Omar Formation - Accomack Member

Accomack Member of Omar Formation (middle Pleistocene, Mixon, 1985). Light-to dark-gray, light-yellowish-gray, brownish-gray, and yellowish-orange sand, gravel, silt, clay, and peat of south west-trending central upland (altitude 38-50 feet) in Accomack County. Upper part of unit is bounded on east and west by ocean- and bay-facing scarps; lower part present in subsurface of adjacent lowland areas where it is overlain unconformably by Upper Pleistocene and Holocene deposits. In northern part of county, unit is a barrier-back barrier sequence of clean, cross-bedded, gravelly sand (above) and peat, clayey silt, and muddy sand (below); mollusks include Crassostrea, Mercenaria, and Noetia. In southern part of county, fine to coarse, trough cross-bedded sands of barrier-spit origin overlie fine- to very-fine-grained, muddy, nearshore-shelf sand containing Spisula, Ensis, Anomia, and Mulinia. At base of unit, pebbly to bouldery, medium- to very-coarse-grained sand and thick, compact clay-silts constitute the fluvial-estuarine fill of a paleochannel of the Susquehanna River system.
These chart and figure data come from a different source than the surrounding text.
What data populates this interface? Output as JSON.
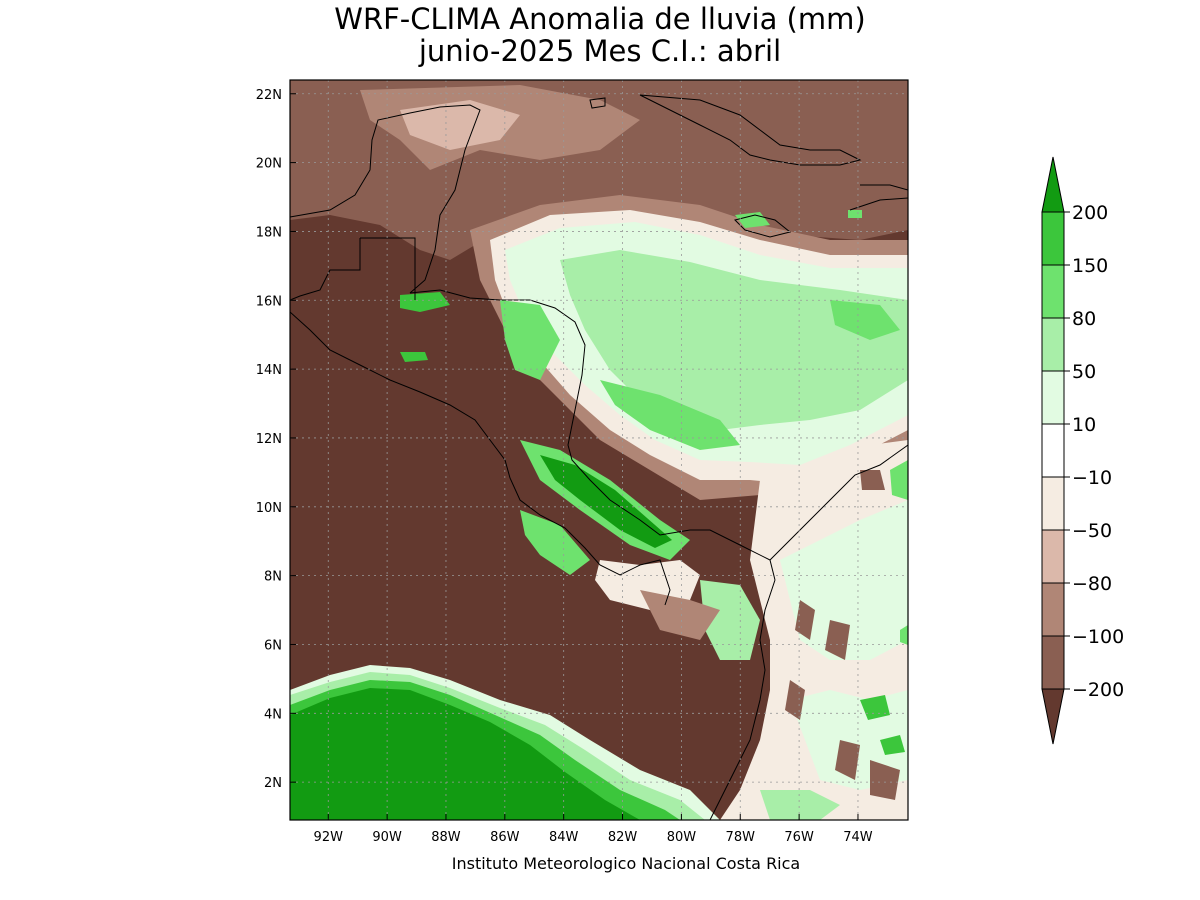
{
  "title_line1": "WRF-CLIMA Anomalia de lluvia (mm)",
  "title_line2": "junio-2025 Mes C.I.: abril",
  "credit": "Instituto Meteorologico Nacional Costa Rica",
  "map": {
    "lon_range": [
      -93.3,
      -72.3
    ],
    "lat_range": [
      0.9,
      22.4
    ],
    "x_ticks": [
      "92W",
      "90W",
      "88W",
      "86W",
      "84W",
      "82W",
      "80W",
      "78W",
      "76W",
      "74W"
    ],
    "y_ticks": [
      "2N",
      "4N",
      "6N",
      "8N",
      "10N",
      "12N",
      "14N",
      "16N",
      "18N",
      "20N",
      "22N"
    ],
    "grid": true
  },
  "colorbar": {
    "labels": [
      "200",
      "150",
      "80",
      "50",
      "10",
      "-10",
      "-50",
      "-80",
      "-100",
      "-200"
    ],
    "colors": [
      "#129b12",
      "#3cc63c",
      "#6ee26e",
      "#a8eea8",
      "#e2fbe2",
      "#ffffff",
      "#f5ece2",
      "#dbb8aa",
      "#b08676",
      "#8a5f52",
      "#63392f"
    ]
  }
}
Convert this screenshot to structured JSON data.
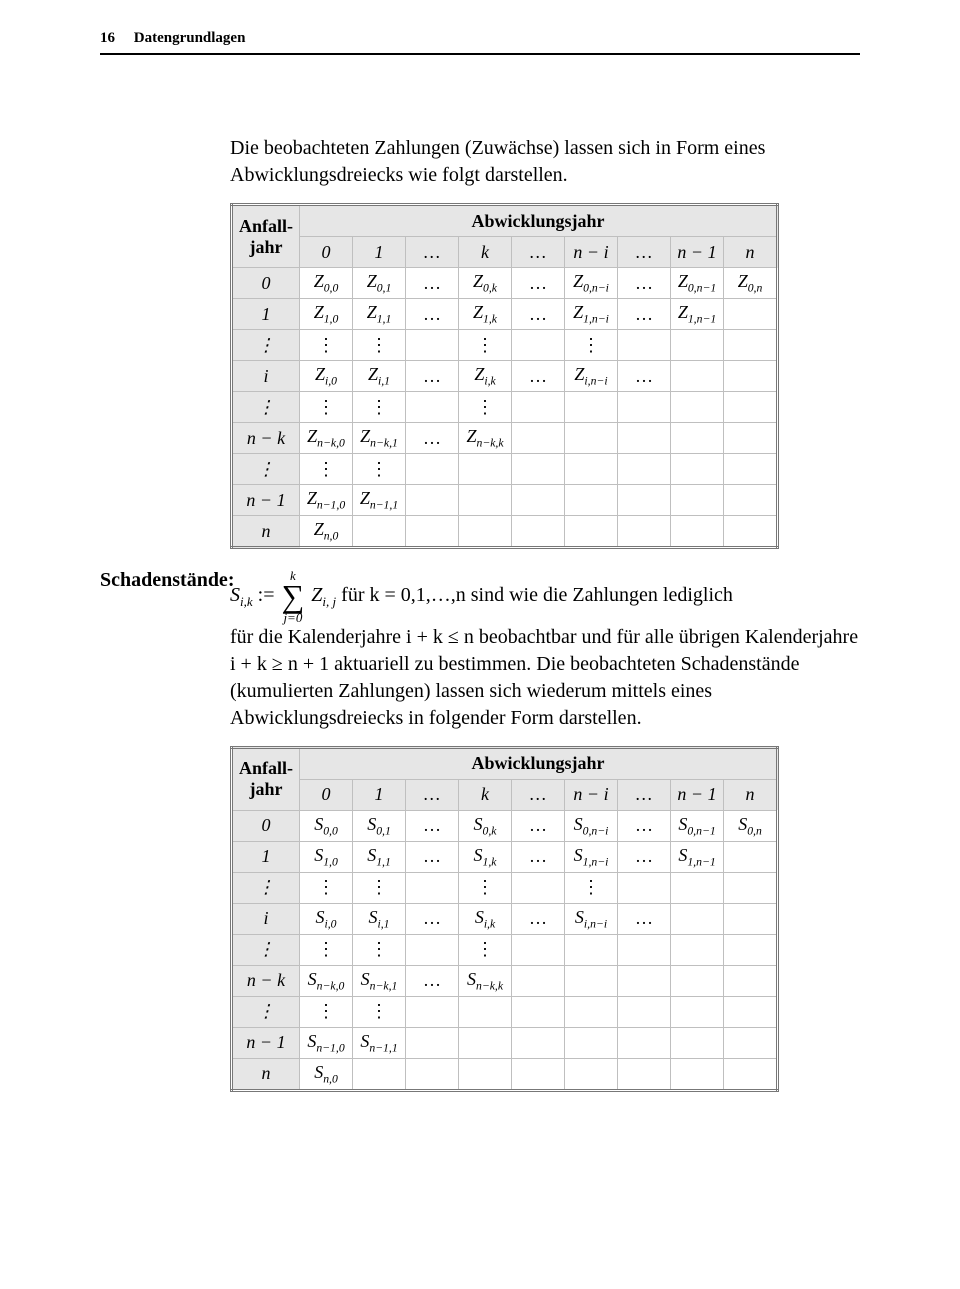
{
  "header": {
    "page_number": "16",
    "chapter": "Datengrundlagen"
  },
  "intro": "Die beobachteten Zahlungen (Zuwächse) lassen sich in Form eines Abwicklungsdreiecks wie folgt darstellen.",
  "table_labels": {
    "row_header": "Anfall-jahr",
    "col_header": "Abwicklungsjahr"
  },
  "triangle1": {
    "symbol": "Z",
    "cols": [
      "0",
      "1",
      "…",
      "k",
      "…",
      "n − i",
      "…",
      "n − 1",
      "n"
    ],
    "rows": [
      {
        "label": "0",
        "cells": [
          "Z|0,0",
          "Z|0,1",
          "…",
          "Z|0,k",
          "…",
          "Z|0,n−i",
          "…",
          "Z|0,n−1",
          "Z|0,n"
        ]
      },
      {
        "label": "1",
        "cells": [
          "Z|1,0",
          "Z|1,1",
          "…",
          "Z|1,k",
          "…",
          "Z|1,n−i",
          "…",
          "Z|1,n−1",
          ""
        ]
      },
      {
        "label": "⋮",
        "cells": [
          "⋮",
          "⋮",
          "",
          "⋮",
          "",
          "⋮",
          "",
          "",
          ""
        ]
      },
      {
        "label": "i",
        "cells": [
          "Z|i,0",
          "Z|i,1",
          "…",
          "Z|i,k",
          "…",
          "Z|i,n−i",
          "…",
          "",
          ""
        ]
      },
      {
        "label": "⋮",
        "cells": [
          "⋮",
          "⋮",
          "",
          "⋮",
          "",
          "",
          "",
          "",
          ""
        ]
      },
      {
        "label": "n − k",
        "cells": [
          "Z|n−k,0",
          "Z|n−k,1",
          "…",
          "Z|n−k,k",
          "",
          "",
          "",
          "",
          ""
        ]
      },
      {
        "label": "⋮",
        "cells": [
          "⋮",
          "⋮",
          "",
          "",
          "",
          "",
          "",
          "",
          ""
        ]
      },
      {
        "label": "n − 1",
        "cells": [
          "Z|n−1,0",
          "Z|n−1,1",
          "",
          "",
          "",
          "",
          "",
          "",
          ""
        ]
      },
      {
        "label": "n",
        "cells": [
          "Z|n,0",
          "",
          "",
          "",
          "",
          "",
          "",
          "",
          ""
        ]
      }
    ]
  },
  "schaden": {
    "label": "Schadenstände:",
    "formula_lhs": "S",
    "formula_lhs_sub": "i,k",
    "assign": ":=",
    "sum_top": "k",
    "sum_bot": "j=0",
    "summand": "Z",
    "summand_sub": "i, j",
    "tail1": "  für k = 0,1,…,n sind wie die Zahlungen lediglich",
    "para": "für die Kalenderjahre i + k ≤ n beobachtbar und für alle übrigen Kalenderjahre i + k ≥ n + 1 aktuariell zu bestimmen. Die beobachteten Schadenstände (kumulierten Zahlungen) lassen sich wiederum mittels eines Abwicklungsdreiecks in folgender Form darstellen."
  },
  "triangle2": {
    "symbol": "S",
    "cols": [
      "0",
      "1",
      "…",
      "k",
      "…",
      "n − i",
      "…",
      "n − 1",
      "n"
    ],
    "rows": [
      {
        "label": "0",
        "cells": [
          "S|0,0",
          "S|0,1",
          "…",
          "S|0,k",
          "…",
          "S|0,n−i",
          "…",
          "S|0,n−1",
          "S|0,n"
        ]
      },
      {
        "label": "1",
        "cells": [
          "S|1,0",
          "S|1,1",
          "…",
          "S|1,k",
          "…",
          "S|1,n−i",
          "…",
          "S|1,n−1",
          ""
        ]
      },
      {
        "label": "⋮",
        "cells": [
          "⋮",
          "⋮",
          "",
          "⋮",
          "",
          "⋮",
          "",
          "",
          ""
        ]
      },
      {
        "label": "i",
        "cells": [
          "S|i,0",
          "S|i,1",
          "…",
          "S|i,k",
          "…",
          "S|i,n−i",
          "…",
          "",
          ""
        ]
      },
      {
        "label": "⋮",
        "cells": [
          "⋮",
          "⋮",
          "",
          "⋮",
          "",
          "",
          "",
          "",
          ""
        ]
      },
      {
        "label": "n − k",
        "cells": [
          "S|n−k,0",
          "S|n−k,1",
          "…",
          "S|n−k,k",
          "",
          "",
          "",
          "",
          ""
        ]
      },
      {
        "label": "⋮",
        "cells": [
          "⋮",
          "⋮",
          "",
          "",
          "",
          "",
          "",
          "",
          ""
        ]
      },
      {
        "label": "n − 1",
        "cells": [
          "S|n−1,0",
          "S|n−1,1",
          "",
          "",
          "",
          "",
          "",
          "",
          ""
        ]
      },
      {
        "label": "n",
        "cells": [
          "S|n,0",
          "",
          "",
          "",
          "",
          "",
          "",
          "",
          ""
        ]
      }
    ]
  },
  "style": {
    "header_bg": "#e6e6e6",
    "border_color": "#bfbfbf",
    "text_color": "#000000",
    "body_fontsize": 20,
    "table_fontsize": 18
  }
}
Accomack Member and underlying channel fill are as much as 200 feet, or more, in thickness.
State Virginia
Name Omar Formation - Accomack Member
Geologic age Quaternary
Lithologic constituents
Major
Unconsolidated > Fine-detrital > Silt
Unconsolidated > Coarse-detrital > Gravel
Unconsolidated > Coarse-detrital > Sand
Minor
Unconsolidated > Fine-detrital > Clay
Incidental
Unconsolidated > Peat
Comments Coastal Plain, East of Chesapeake Bay
References

Virginia Division of Mineral Resources, 1993, Geologic Map of Virginia: Virginia Division of Mineral Resources, scale 1:500,000.

Virginia Division of Mineral Resources, 2003, Digital Representation of the 1993 Geologic Map of Virginia, Publication 174, CD ROM (ISO-9660) contains image file, expanded explanation in pdf, and ESRI shapefiles, scale 1:500,000.